The Elves also say there were Dragons. They say that the god's power was absolute… but static, fixed. The Dragons, however, grew not only wiser with time but also more powerful, mastering and fueling the magics of the world that the Gods did not create.

They say an avatar of a minor god commanded a dragon to leave Omesa forever, and was obliterated in seconds. After that, things literally went to hell.

The conflict raged for countless years, with mortals being an afterthought, and the Orcs and Elves fleeing as far East as they could, and the Dwarves making a new home underground.

They SAY the Gods finally saw the suffering of their people, and in one final conflict, pulled the Dragons into the depths of Hell. They say the point they landed is now the Dragonpit Maelstrom off the Elven coast.

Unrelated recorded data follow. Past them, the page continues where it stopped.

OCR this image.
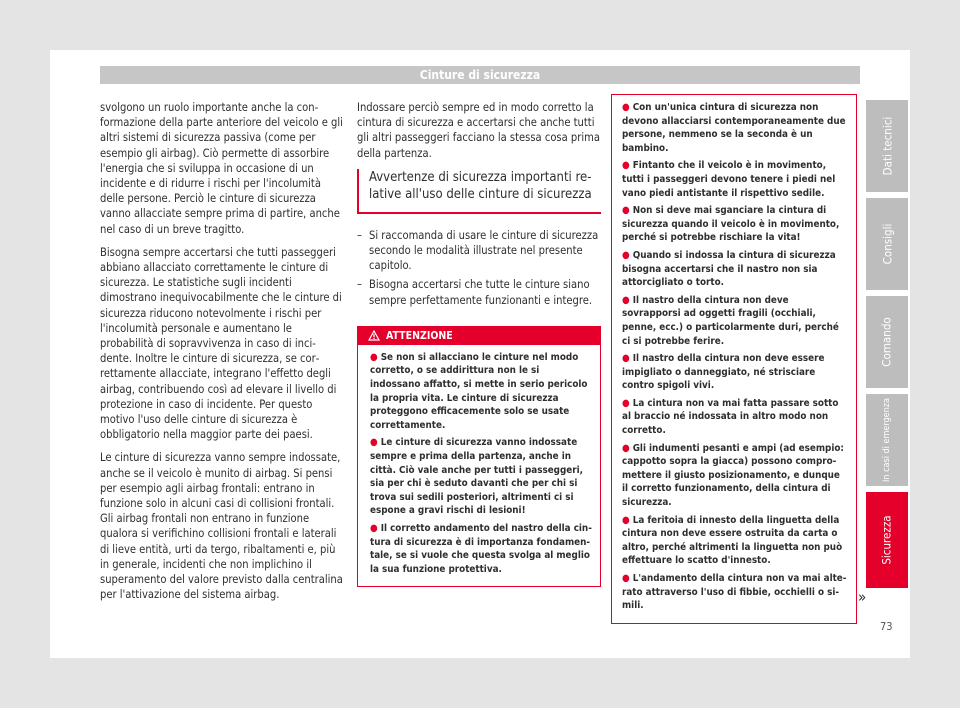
Cinture di sicurezza

svolgono un ruolo importante anche la conformazione della parte anteriore del veicolo e gli altri sistemi di sicurezza passiva (come per esempio gli airbag). Ciò permette di assorbire l'energia che si sviluppa in occasione di un incidente e di ridurre i rischi per l'incolumità delle persone. Perciò le cinture di sicurezza vanno allacciate sempre prima di partire, anche nel caso di un breve tragitto.

Bisogna sempre accertarsi che tutti passeggeri abbiano allacciato correttamente le cinture di sicurezza. Le statistiche sugli incidenti dimostrano inequivocabilmente che le cinture di sicurezza riducono notevolmente i rischi per l'incolumità personale e aumentano le probabilità di sopravvivenza in caso di incidente. Inoltre le cinture di sicurezza, se correttamente allacciate, integrano l'effetto degli airbag, contribuendo così ad elevare il livello di protezione in caso di incidente. Per questo motivo l'uso delle cinture di sicurezza è obbligatorio nella maggior parte dei paesi.

Le cinture di sicurezza vanno sempre indossate, anche se il veicolo è munito di airbag. Si pensi per esempio agli airbag frontali: entrano in funzione solo in alcuni casi di collisioni frontali. Gli airbag frontali non entrano in funzione qualora si verifichino collisioni frontali e laterali di lieve entità, urti da tergo, ribaltamenti e, più in generale, incidenti che non implichino il superamento del valore previsto dalla centralina per l'attivazione del sistema airbag.

Indossare perciò sempre ed in modo corretto la cintura di sicurezza e accertarsi che anche tutti gli altri passeggeri facciano la stessa cosa prima della partenza.

Avvertenze di sicurezza importanti relative all'uso delle cinture di sicurezza
– Si raccomanda di usare le cinture di sicurezza secondo le modalità illustrate nel presente capitolo.
– Bisogna accertarsi che tutte le cinture siano sempre perfettamente funzionanti e integre.
ATTENZIONE
● Se non si allacciano le cinture nel modo corretto, o se addirittura non le si indossano affatto, si mette in serio pericolo la propria vita. Le cinture di sicurezza proteggono efficacemente solo se usate correttamente.
● Le cinture di sicurezza vanno indossate sempre e prima della partenza, anche in città. Ciò vale anche per tutti i passeggeri, sia per chi è seduto davanti che per chi si trova sui sedili posteriori, altrimenti ci si espone a gravi rischi di lesioni!
● Il corretto andamento del nastro della cintura di sicurezza è di importanza fondamentale, se si vuole che questa svolga al meglio la sua funzione protettiva.
● Con un'unica cintura di sicurezza non devono allacciarsi contemporaneamente due persone, nemmeno se la seconda è un bambino.
● Fintanto che il veicolo è in movimento, tutti i passeggeri devono tenere i piedi nel vano piedi antistante il rispettivo sedile.
● Non si deve mai sganciare la cintura di sicurezza quando il veicolo è in movimento, perché si potrebbe rischiare la vita!
● Quando si indossa la cintura di sicurezza bisogna accertarsi che il nastro non sia attorcigliato o torto.
● Il nastro della cintura non deve sovrapporsi ad oggetti fragili (occhiali, penne, ecc.) o particolarmente duri, perché ci si potrebbe ferire.
● Il nastro della cintura non deve essere impigliato o danneggiato, né strisciare contro spigoli vivi.
● La cintura non va mai fatta passare sotto al braccio né indossata in altro modo non corretto.
● Gli indumenti pesanti e ampi (ad esempio: cappotto sopra la giacca) possono compromettere il giusto posizionamento, e dunque il corretto funzionamento, della cintura di sicurezza.
● La feritoia di innesto della linguetta della cintura non deve essere ostruita da carta o altro, perché altrimenti la linguetta non può effettuare lo scatto d'innesto.
● L'andamento della cintura non va mai alterato attraverso l'uso di fibbie, occhielli o simili.	»
Dati tecnici
Consigli
Comando
In casi di emergenza
Sicurezza
73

One thing that people know for sure: No one escapes the Malestrom, and no god nor dragon has been seen in living memory. As far as the regular citizen is concerned, they are legend, not worth believing in. But everyone believes in Hell.

Hell and The Devil

The Orcs say the Devil is older than the gods, and the Gods created Orcs, with their strong convictions and stubborn character, just to spite him. Plenty of Orcish folklore involves a clever Orc outsmarting the Devil, or a foolish human falling prey to temptation, while a noble Orc remains strong. The Dwarves have similar stories, with fewer of them winning fiddle contests and more violent battles in Brimstone mines. These old stories were seen as grandiose during the war. But some elves remember, and there are stories handed down that aren’t meant to be entertaining. They speak of the truth everyone knows in their heart: when war breaks out, all the Devil has to do is watch.

So when the war ended, new dreams and ambitions arose for a new frontier, and suddenly, the Devil seeped into the world in ways that could not be denied.

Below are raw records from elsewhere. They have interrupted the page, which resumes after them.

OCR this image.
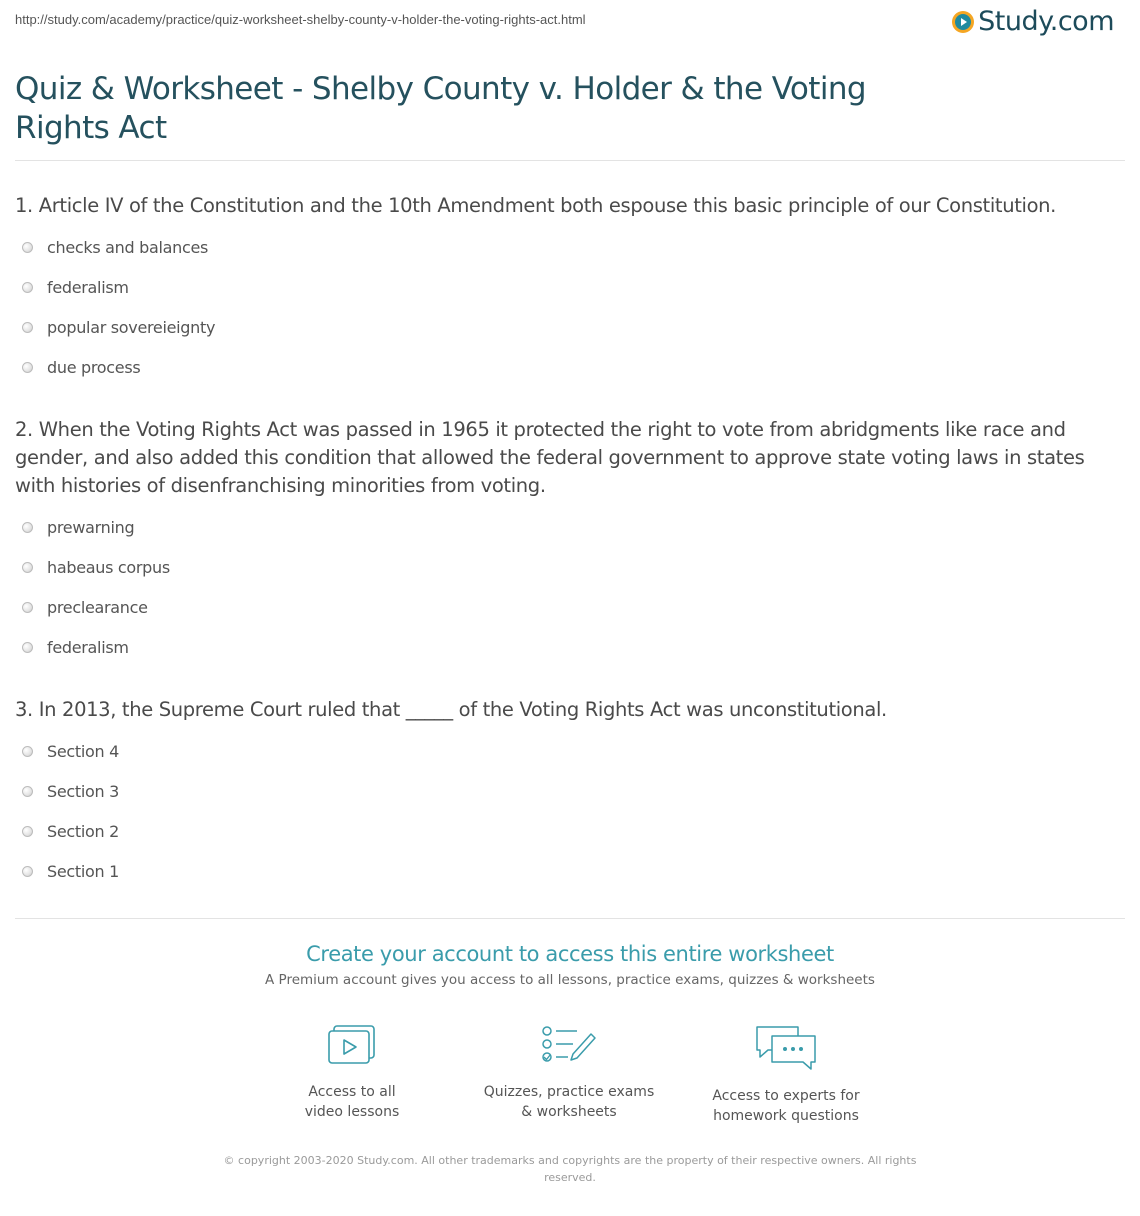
http://study.com/academy/practice/quiz-worksheet-shelby-county-v-holder-the-voting-rights-act.html	Study.com
Quiz & Worksheet - Shelby County v. Holder & the Voting Rights Act
1. Article IV of the Constitution and the 10th Amendment both espouse this basic principle of our Constitution.
checks and balances
federalism
popular sovereieignty
due process
2. When the Voting Rights Act was passed in 1965 it protected the right to vote from abridgments like race and gender, and also added this condition that allowed the federal government to approve state voting laws in states with histories of disenfranchising minorities from voting.
prewarning
habeaus corpus
preclearance
federalism
3. In 2013, the Supreme Court ruled that _____ of the Voting Rights Act was unconstitutional.
Section 4
Section 3
Section 2
Section 1
Create your account to access this entire worksheet
A Premium account gives you access to all lessons, practice exams, quizzes & worksheets
Access to all
video lessons
Quizzes, practice exams
& worksheets
Access to experts for
homework questions
© copyright 2003-2020 Study.com. All other trademarks and copyrights are the property of their respective owners. All rights reserved.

Elvish scholars say the Devil isn’t a singular, malevolent being, nor an unthinking force of primal evil. They say there used to be Gods of wickedness, strife, and suffering that were contained to Hell, serving their purpose but only being able to tempt mortals, gods, and dragons from afar. The current academic theory is that when the gods plunged into the Malestrom, their primary adversaries were now their prey. If the gods and dragons survived the Maelstrom, they certainly didn’t defeat what awaited them there, or we would know by now. If there was a conflict, the Gods of Hell won.

Demons of the Frontier

When immigrants began making homes out west, they expected bears, wolves and other dangerous beasts from back home. They didn’t expect manticores, harpies, hellhounds and worse. Many people died from attacks of things never seen or spoken about. People kept heading further west, hoping to find a place where these things could not prey on them. That place was never found, but eventually they headed far enough to make new contact with the Dwarves.

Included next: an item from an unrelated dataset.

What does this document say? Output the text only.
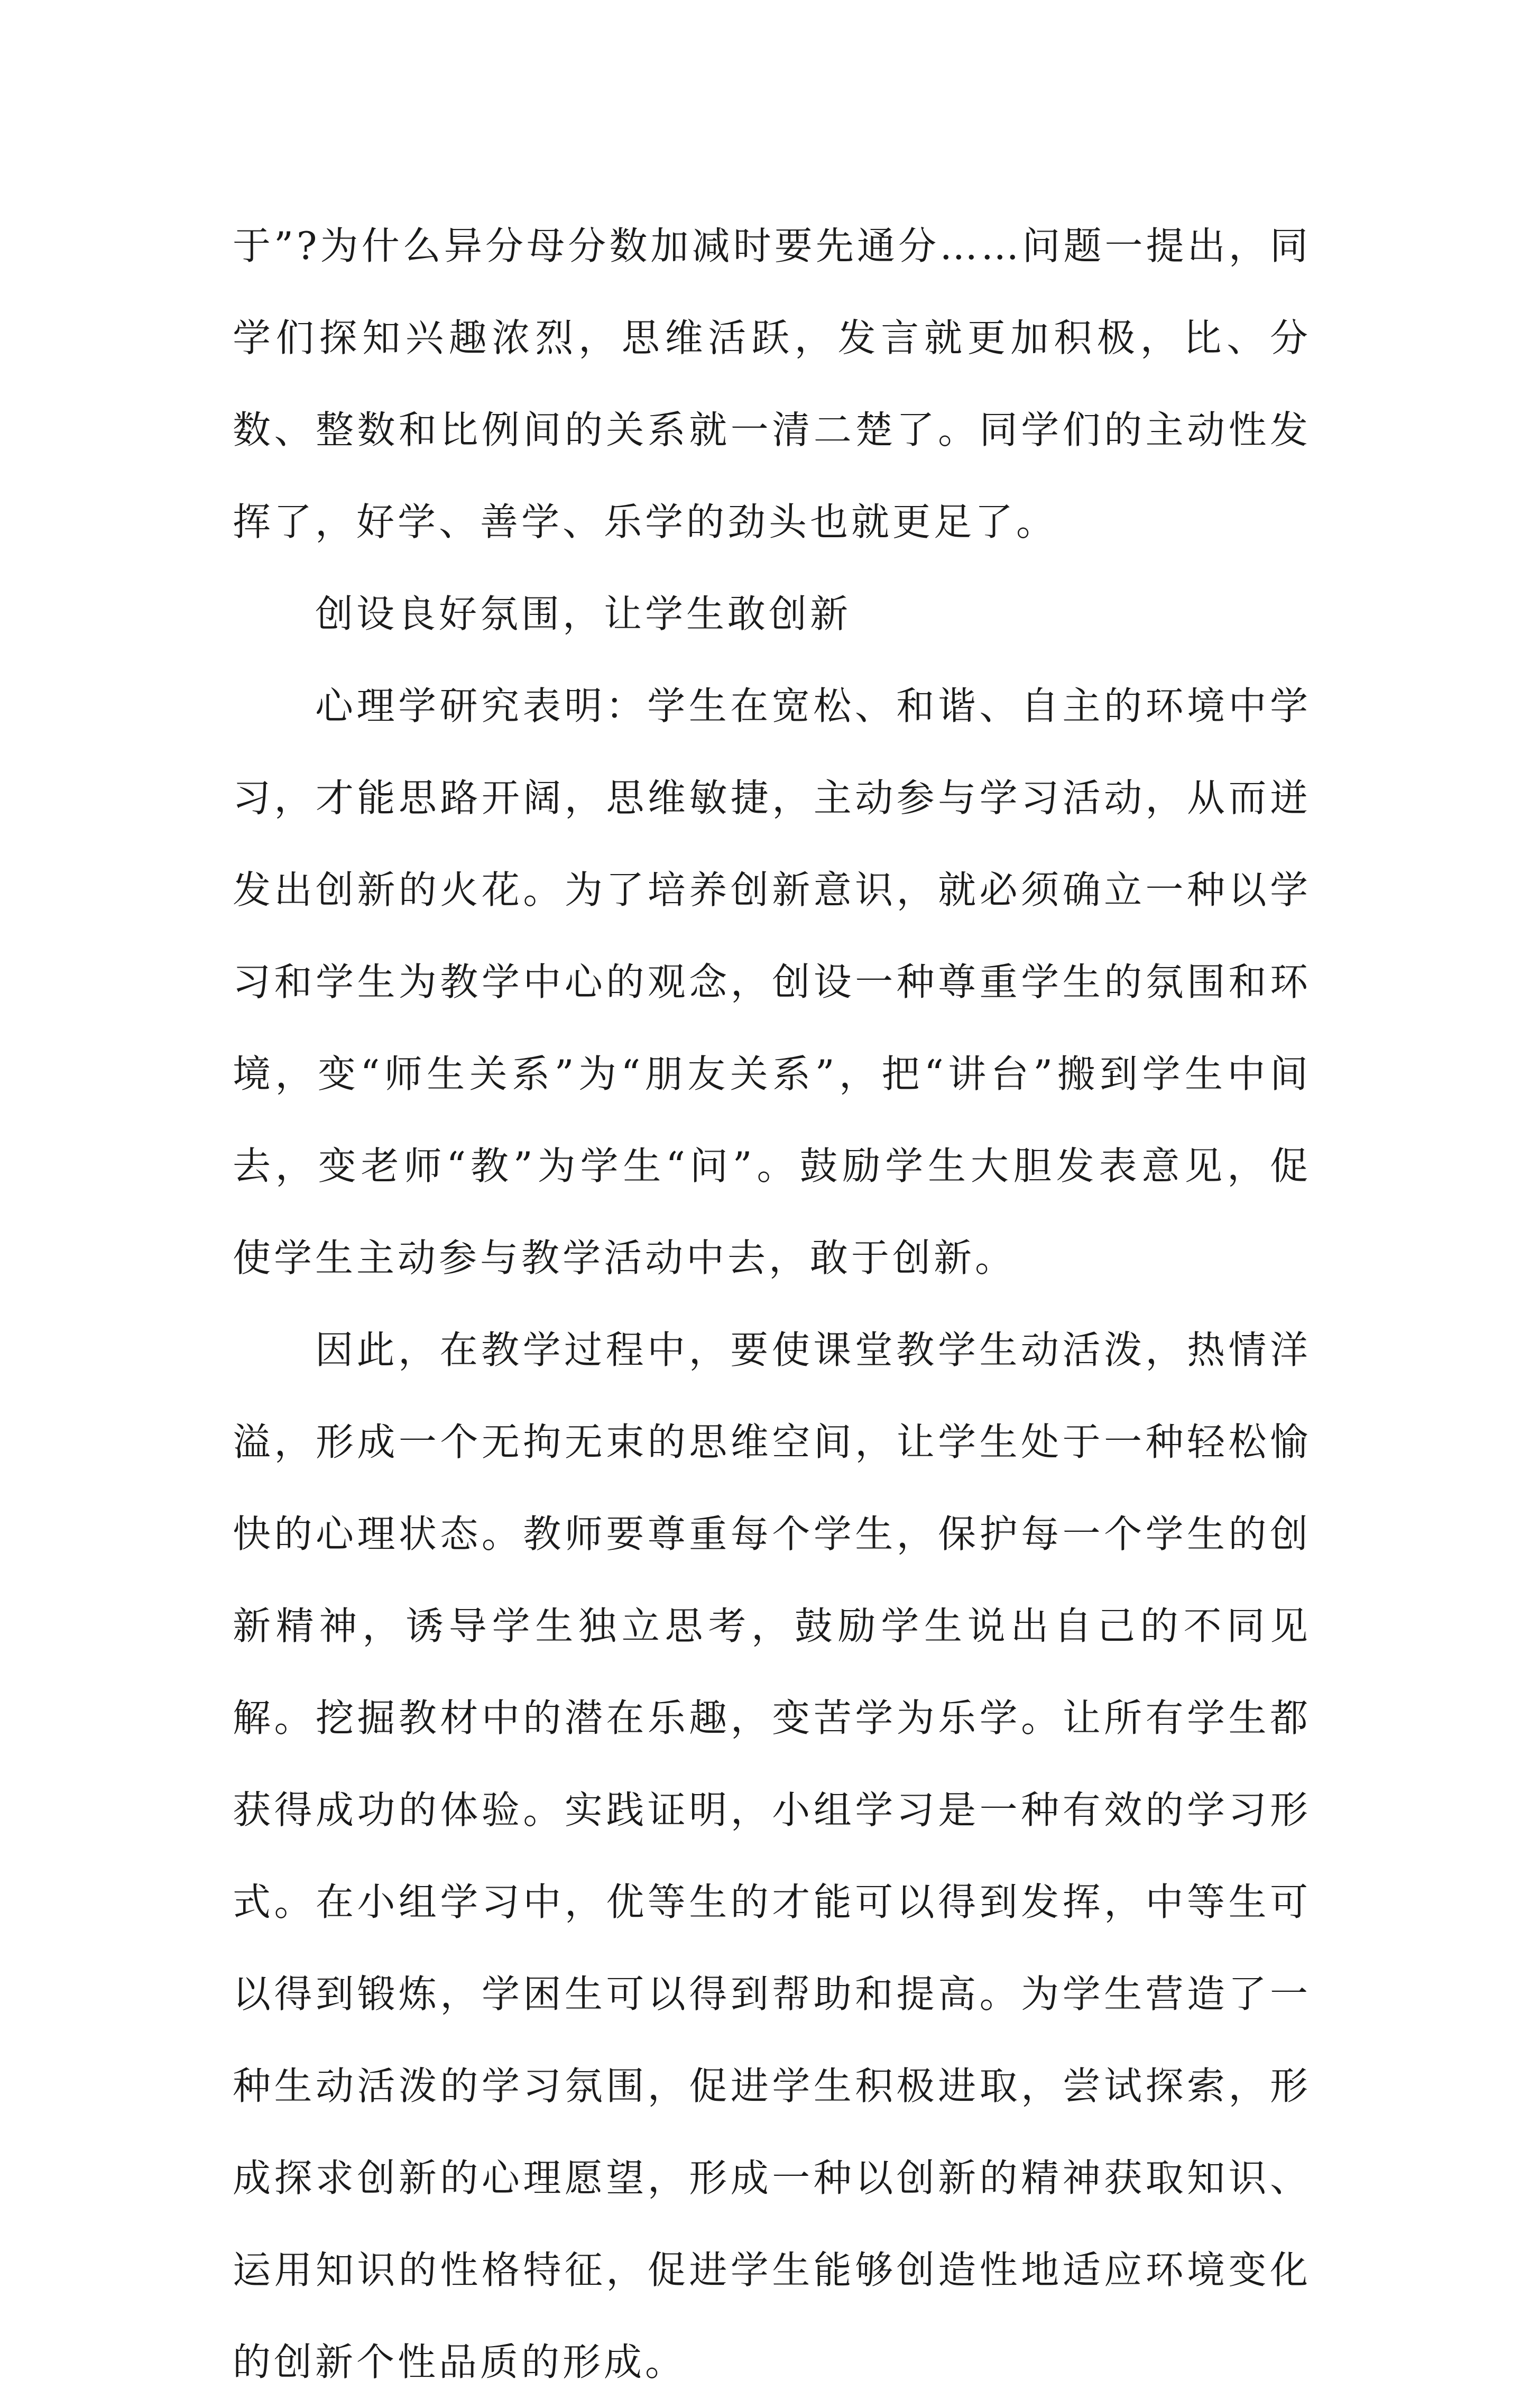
于”?为什么异分母分数加减时要先通分……问题一提出，同学们探知兴趣浓烈，思维活跃，发言就更加积极，比、分数、整数和比例间的关系就一清二楚了。同学们的主动性发挥了，好学、善学、乐学的劲头也就更足了。

创设良好氛围，让学生敢创新

心理学研究表明：学生在宽松、和谐、自主的环境中学习，才能思路开阔，思维敏捷，主动参与学习活动，从而迸发出创新的火花。为了培养创新意识，就必须确立一种以学习和学生为教学中心的观念，创设一种尊重学生的氛围和环境，变“师生关系”为“朋友关系”，把“讲台”搬到学生中间去，变老师“教”为学生“问”。鼓励学生大胆发表意见，促使学生主动参与教学活动中去，敢于创新。

因此，在教学过程中，要使课堂教学生动活泼，热情洋溢，形成一个无拘无束的思维空间，让学生处于一种轻松愉快的心理状态。教师要尊重每个学生，保护每一个学生的创新精神，诱导学生独立思考，鼓励学生说出自己的不同见解。挖掘教材中的潜在乐趣，变苦学为乐学。让所有学生都获得成功的体验。实践证明，小组学习是一种有效的学习形式。在小组学习中，优等生的才能可以得到发挥，中等生可以得到锻炼，学困生可以得到帮助和提高。为学生营造了一种生动活泼的学习氛围，促进学生积极进取，尝试探索，形成探求创新的心理愿望，形成一种以创新的精神获取知识、运用知识的性格特征，促进学生能够创造性地适应环境变化的创新个性品质的形成。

The Dwarves knew what these things were. Some of them were creatures native to the frontier, warped or created by ley-line magic run amok. A good sword and some bravery could deal with those, and happily many of them could be felled by these human “bullets”. But some of these were things they had seen deep below the surface and learned to avoid. Creatures that not only attacked the flesh, but the mind and the soul. These were demons.

And the Dwarves were very concerned that they were now on the surface. That wasn’t supposed to happen.